Actually, remarkably well, as Bragg presents it as a music that linked old worlds to help define a fast-changing post-War reality. He has written not only a musical history but a cultural one too, in which New Orleans jazz purists meet nascent rock’n rollers, where grassroots social movements – from reactionary teddy boys to the stirrings of student radicals – rub together. It takes in the post-1945 phenomenon of the ‘teenager’; and the violent beginnings of a multicultural Britain.
This is a riveting book, written by a fan who sees the links and mutations between musics. The litany of musicians who pass through includes: Lead Belly, Lonnie Donegan, the soon-to-be Beatles, Led Zeppelin, the Rolling Stones.

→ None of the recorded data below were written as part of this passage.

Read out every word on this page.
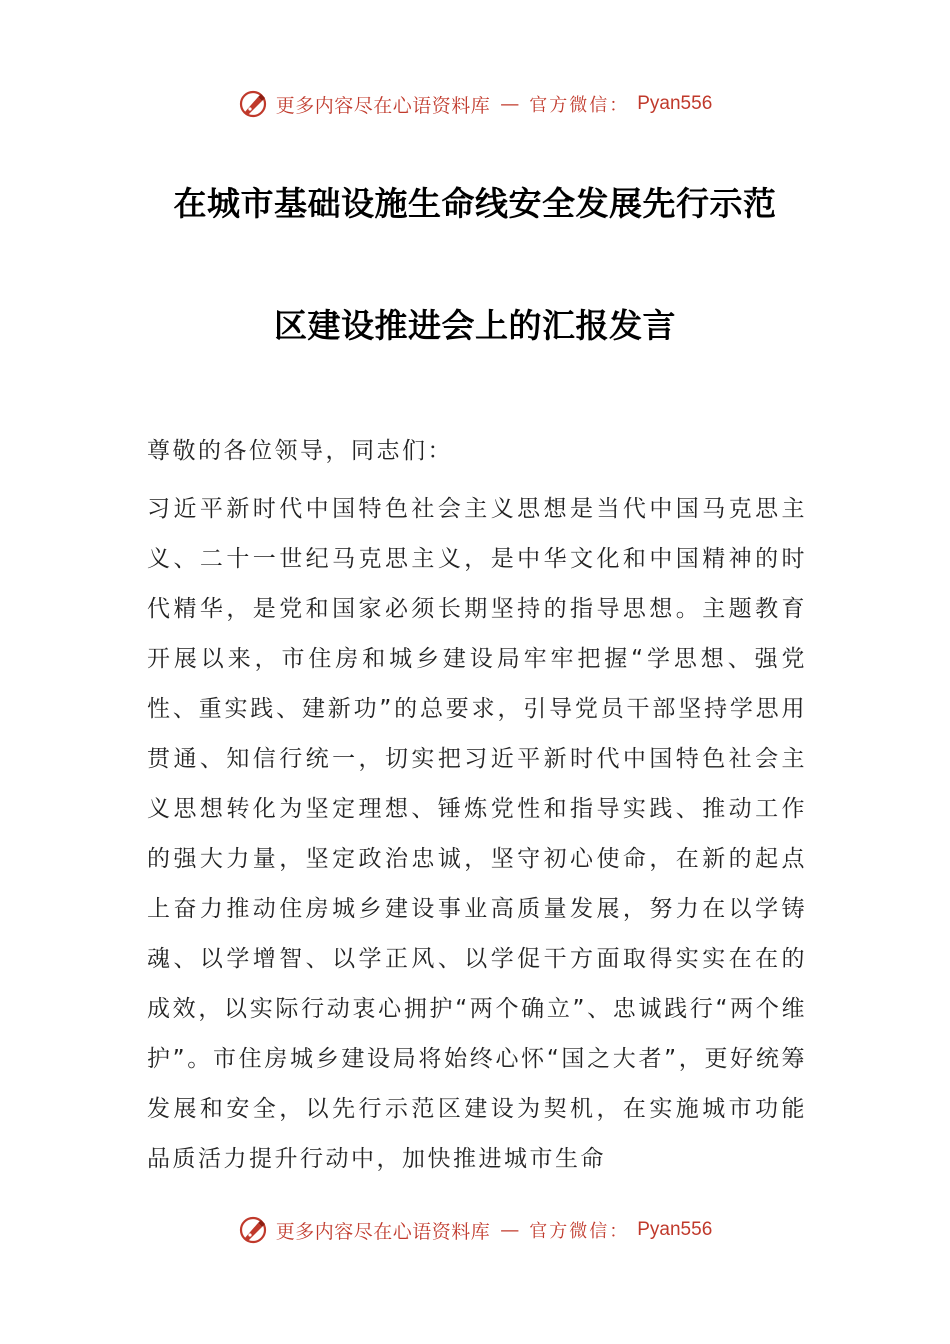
更多内容尽在心语资料库 — 官方微信： Pyan556
在城市基础设施生命线安全发展先行示范
区建设推进会上的汇报发言
尊敬的各位领导，同志们：
习近平新时代中国特色社会主义思想是当代中国马克思主义、二十一世纪马克思主义，是中华文化和中国精神的时代精华，是党和国家必须长期坚持的指导思想。主题教育开展以来，市住房和城乡建设局牢牢把握“学思想、强党性、重实践、建新功”的总要求，引导党员干部坚持学思用贯通、知信行统一，切实把习近平新时代中国特色社会主义思想转化为坚定理想、锤炼党性和指导实践、推动工作的强大力量，坚定政治忠诚，坚守初心使命，在新的起点上奋力推动住房城乡建设事业高质量发展，努力在以学铸魂、以学增智、以学正风、以学促干方面取得实实在在的成效，以实际行动衷心拥护“两个确立”、忠诚践行“两个维护”。市住房城乡建设局将始终心怀“国之大者”，更好统筹发展和安全，以先行示范区建设为契机，在实施城市功能品质活力提升行动中，加快推进城市生命
更多内容尽在心语资料库 — 官方微信： Pyan556
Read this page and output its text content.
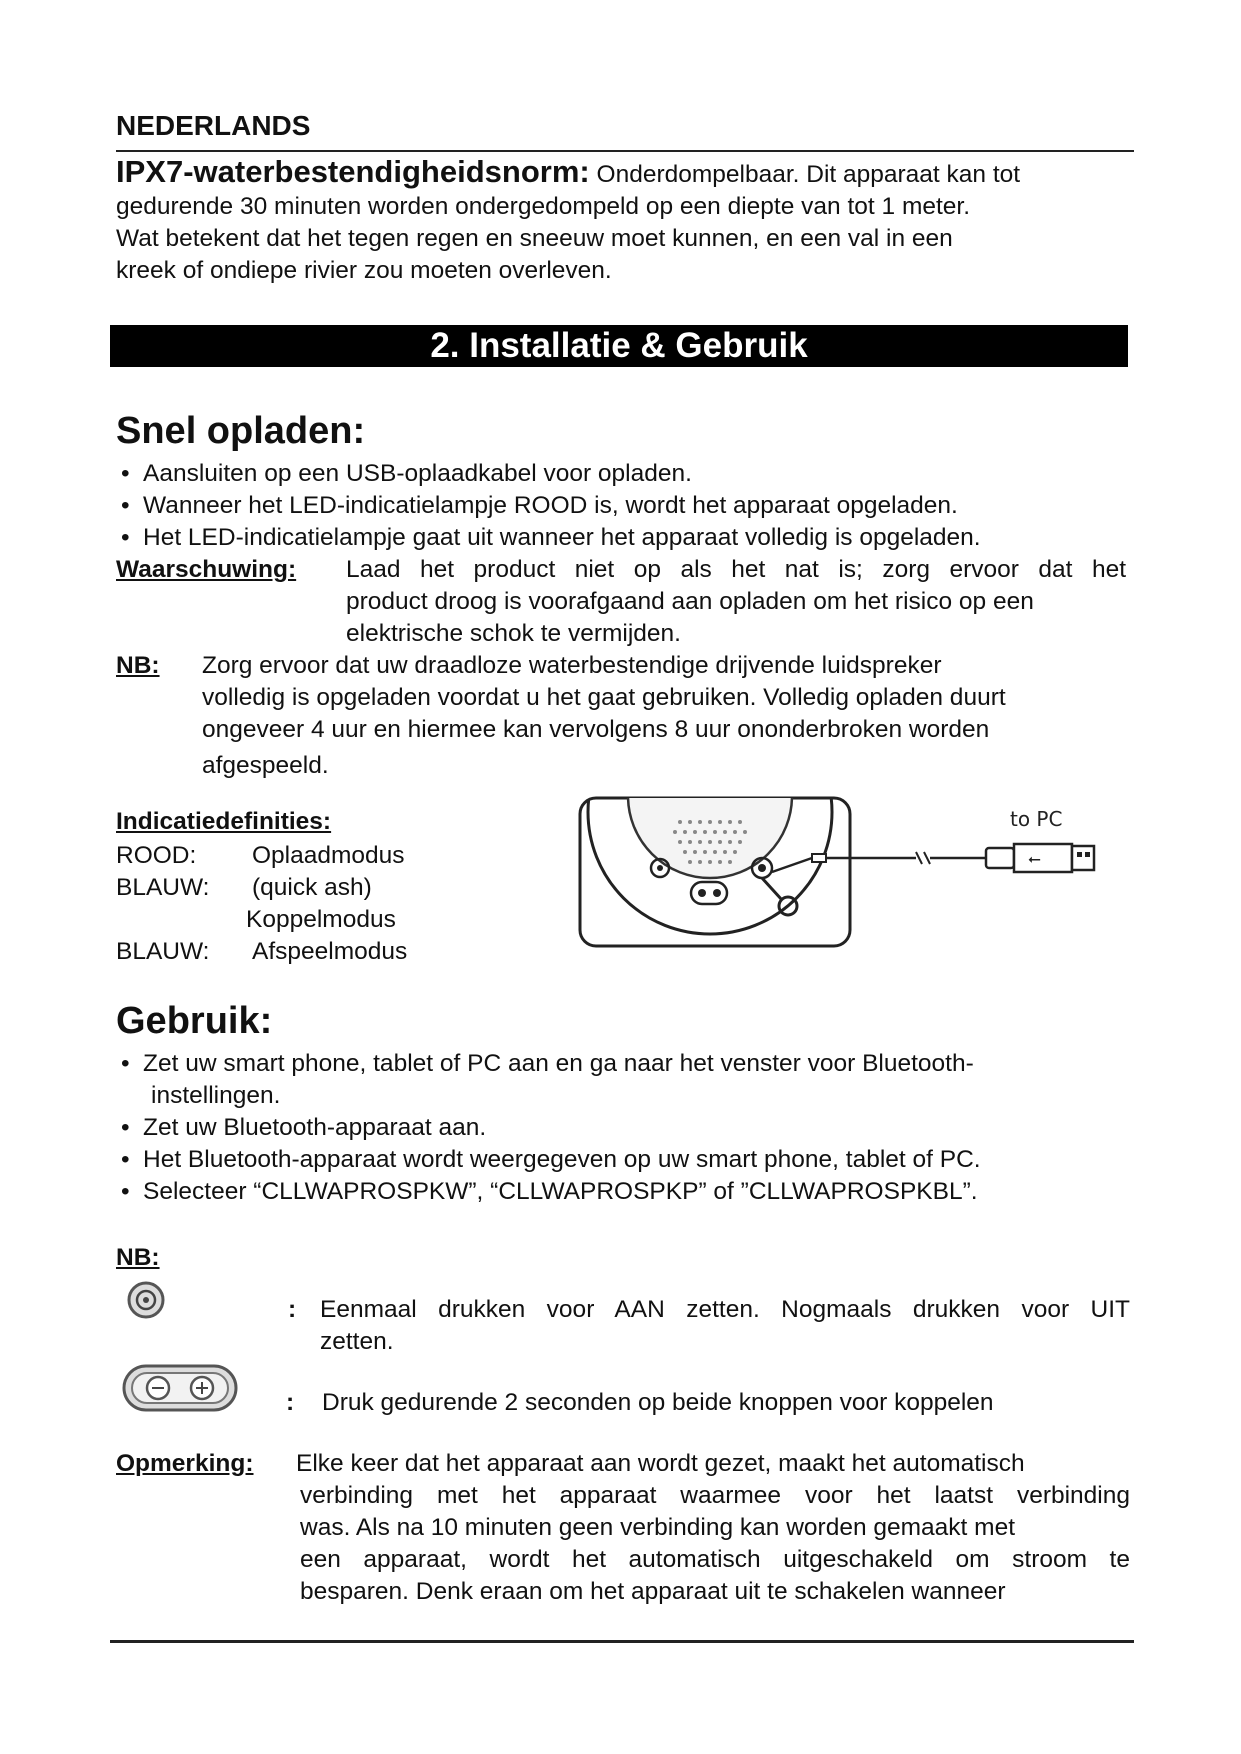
NEDERLANDS
IPX7-waterbestendigheidsnorm: Onderdompelbaar. Dit apparaat kan tot
gedurende 30 minuten worden ondergedompeld op een diepte van tot 1 meter.
Wat betekent dat het tegen regen en sneeuw moet kunnen, en een val in een
kreek of ondiepe rivier zou moeten overleven.
2. Installatie & Gebruik
Snel opladen:
• Aansluiten op een USB-oplaadkabel voor opladen.
• Wanneer het LED-indicatielampje ROOD is, wordt het apparaat opgeladen.
• Het LED-indicatielampje gaat uit wanneer het apparaat volledig is opgeladen.
Waarschuwing: Laad het product niet op als het nat is; zorg ervoor dat het
product droog is voorafgaand aan opladen om het risico op een
elektrische schok te vermijden.
NB: Zorg ervoor dat uw draadloze waterbestendige drijvende luidspreker
volledig is opgeladen voordat u het gaat gebruiken. Volledig opladen duurt
ongeveer 4 uur en hiermee kan vervolgens 8 uur ononderbroken worden
afgespeeld.
Indicatiedefinities:
ROOD: Oplaadmodus
BLAUW: (quick ash)
Koppelmodus
BLAUW: Afspeelmodus
⭠
to PC
Gebruik:
• Zet uw smart phone, tablet of PC aan en ga naar het venster voor Bluetooth-
instellingen.
• Zet uw Bluetooth-apparaat aan.
• Het Bluetooth-apparaat wordt weergegeven op uw smart phone, tablet of PC.
• Selecteer “CLLWAPROSPKW”, “CLLWAPROSPKP” of ”CLLWAPROSPKBL”.
NB:
: Eenmaal drukken voor AAN zetten. Nogmaals drukken voor UIT
zetten.
: Druk gedurende 2 seconden op beide knoppen voor koppelen
Opmerking: Elke keer dat het apparaat aan wordt gezet, maakt het automatisch
verbinding met het apparaat waarmee voor het laatst verbinding
was. Als na 10 minuten geen verbinding kan worden gemaakt met
een apparaat, wordt het automatisch uitgeschakeld om stroom te
besparen. Denk eraan om het apparaat uit te schakelen wanneer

Bragg has a great turn of phrase: not many books can open with a definition of ‘dead ground’, a term he first came across as a young trainee tank driver, during his short-lived army career, to describe what is hidden in plain view. Bragg’s acute vision helps him paint a vivid history.
The Island that Disappeared
by Tom Feiling (Explore Books, ISBN 978 19111 84058)
Most people are familiar, at least in outline, with the story of the founding of the United States; how a plucky band of Pilgrims fled religious persecution in England and, with the help of the indigenous people, battled climate and disease to establish their settlement in Massachusetts. In this fascinating book Tom Feiling uncovers a parallel narrative which has almost been lost to history; one which, had things panned out differently, could have led to the colony being established not in New England but in Central America.
In 1630 a sister colony to that in Plymouth was established on the small island of Providence, 70 miles off the coast of Nicaragua. The Providence Island Company, set up by puritan parliamentarians, had high hopes that their venture would be the first of a series of flourishing – and profitable – colonies in the Caribbean and Central America. However, within a decade, the settlement was destroyed, victim of crop failures and Spanish invasion and those who remained on the island resorted to a slave economy and piracy, a way of life far from the religious idealism of its founders.
Tom Feiling packs his intriguing tale with period detail and colourful anecdotes and, bringing the story up to date, he ends by travelling to present-day Providence, now a department of Colombia, where he finds a community of devout churchgoers who are, in an ironic echo of their forebears, economically dependent on the cocaine smuggling trade. Four centuries on, the legacy of puritans and pirates, it would seem, is still reverberating down the corridors of history.